ヨーロッパのみならず、アメリカや日本など各地の展覧会に出品し、高い評価を得たコパーだったが[8]、1975年、筋萎縮性側索硬化症(ALS)と診断される[3][8]。この時期にはすでに、話したり歩いたり、左手を使うことが困難になっていた[3][8]。1980年、60歳記念「ハンス・コパー」展をヘチェンス美術館(ドイツ・デュッセルドルフ)で開催[3]。この年、最後の作品の焼成を行う[3]。1981年、61歳で死去[3]。
コパーの作品は、ほとんどすべてが轆轤を用いて成形されている[9]。ただし、通常の成形とは異なり、別々に轆轤で挽いた2、3つのパーツを合接して作品をつくっている[9]。合接にあたっては、形が崩れないように細心の注意を要するが、特に大きな作品では、紐状の粘土を付け足してパーツを合わせ、さらにそれを轆轤で挽く[9]。轆轤で挽かれたパーツは、それ単体では単純なフォルムであるが、それらがコパーの手で組み合わされることによって、今までの陶芸に見られなかった独特で多様なフォルムが生み出されることになる[6]。

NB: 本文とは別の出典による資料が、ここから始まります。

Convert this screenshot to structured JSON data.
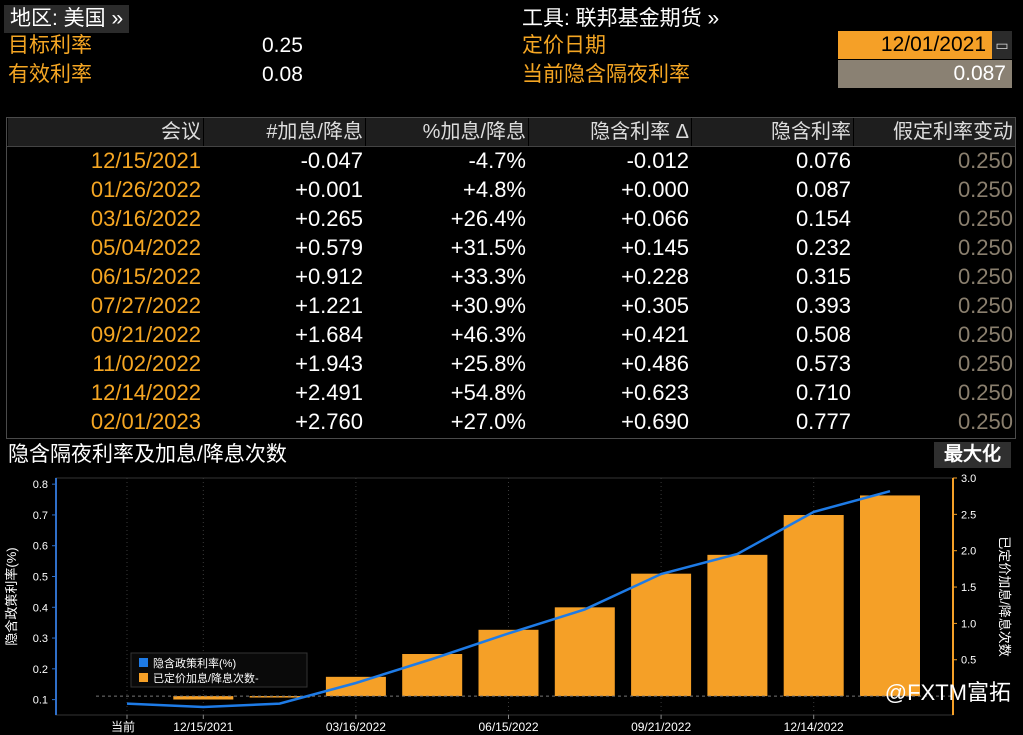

その作品はほとんどの場合、白と黒の二色と、鋭い描線の模様で飾られている[10]。コパーが陶芸を習得したのは終戦直後で、当時リーの工房にある土や釉薬は非常に限られていたが[4]、その後も一貫してごく限られた材料と伝統的な技法によって制作している[10]。また、通常は成形した器を一度素焼し、次いで施釉や絵付をしたうえで本焼をするが、コパーはリーと同様に素焼をせず、成形した作品に直接、化粧土や泥漿で模様をつけた[10]。つまり、いわゆる生掛けで加飾し、一度の焼成で作品を完成させた[10]。